Thanks for watching! 🙏😊I’m glad you found it interesting! 💯💖
3^10/2^3+2^3+3 1^2^5/1^1^1+2^1+3 1^1/2^1+3 1/2^1+3 /2+3 (x ➖ 3x+2) .
7,5 my answer
I certainly hope that this kind of pointless exercise isn't really something Oxford University is using on their entrance exams.
Take the conjugate as sqrt5 + sqrt 3 - sqrt8 to get 2*sqrt 15 in denominator which cancels with 30 to give sqrt 15 in numerator to be multiplied with the conjugate to give answer in fewer steps
Thanks for sharing your alternative approach! 🔥🔥🔥I’m glad you found a more efficient way to solve the problem! 💯🙏
Input
30/(sqrt(8) + sqrt(5) + sqrt(3)) = 5 sqrt(3) + 3 sqrt(5) - 2 sqrt(30)=5Sqrt[3]+3Sqrt[5]-2Sqrt[30]
Result
True
Logarithmic form
log(2 sqrt(2) + sqrt(3) + sqrt(5), 30) - log(2 sqrt(2) + sqrt(3) + sqrt(5), sqrt(8) + sqrt(5) + sqrt(3)) = log(2 sqrt(2) + sqrt(3) + sqrt(5), 5 sqrt(3) + 3 sqrt(5) - 2 sqrt(30))

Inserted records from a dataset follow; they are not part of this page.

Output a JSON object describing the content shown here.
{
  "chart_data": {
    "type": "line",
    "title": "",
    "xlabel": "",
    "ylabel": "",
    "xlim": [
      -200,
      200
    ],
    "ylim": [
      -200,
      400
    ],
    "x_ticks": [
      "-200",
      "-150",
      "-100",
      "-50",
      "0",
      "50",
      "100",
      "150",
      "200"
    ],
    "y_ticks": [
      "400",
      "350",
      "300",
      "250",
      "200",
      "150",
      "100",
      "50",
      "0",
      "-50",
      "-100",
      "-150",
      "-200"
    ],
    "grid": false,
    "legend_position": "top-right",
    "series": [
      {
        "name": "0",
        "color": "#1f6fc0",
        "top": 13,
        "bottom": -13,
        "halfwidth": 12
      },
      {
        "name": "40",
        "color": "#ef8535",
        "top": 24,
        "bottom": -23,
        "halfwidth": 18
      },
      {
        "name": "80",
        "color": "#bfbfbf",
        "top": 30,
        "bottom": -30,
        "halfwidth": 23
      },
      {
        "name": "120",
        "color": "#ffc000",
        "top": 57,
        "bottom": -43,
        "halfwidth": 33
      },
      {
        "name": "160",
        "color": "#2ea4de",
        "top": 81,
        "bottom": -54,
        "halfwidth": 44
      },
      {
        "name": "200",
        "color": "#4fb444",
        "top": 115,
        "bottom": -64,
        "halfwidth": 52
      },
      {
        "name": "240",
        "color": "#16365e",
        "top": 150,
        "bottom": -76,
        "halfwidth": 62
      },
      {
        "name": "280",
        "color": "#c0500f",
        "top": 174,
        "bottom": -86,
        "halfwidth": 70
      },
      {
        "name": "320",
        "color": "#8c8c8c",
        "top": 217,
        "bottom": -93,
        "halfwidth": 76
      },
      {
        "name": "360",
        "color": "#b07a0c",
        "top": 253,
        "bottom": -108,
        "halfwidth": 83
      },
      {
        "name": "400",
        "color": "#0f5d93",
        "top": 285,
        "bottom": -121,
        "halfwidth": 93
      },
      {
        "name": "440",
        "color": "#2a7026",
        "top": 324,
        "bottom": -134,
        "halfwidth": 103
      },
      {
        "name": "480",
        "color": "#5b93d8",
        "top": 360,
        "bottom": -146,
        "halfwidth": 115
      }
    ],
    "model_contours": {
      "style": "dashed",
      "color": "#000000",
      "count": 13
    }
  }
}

5 digits against 7 but simplified 🙂
Nice!
Thanks for watching! 🙏😊I’m glad you found it interesting! 💯💖
3^10/2^3+2^3+3 1^2^5/1^1^1+2^1+3 1^1/2^1+3 1/2^1+3 /2+3 (x ➖ 3x+2) .
7,5 my answer
I certainly hope that this kind of pointless exercise isn't really something Oxford University is using on their entrance exams.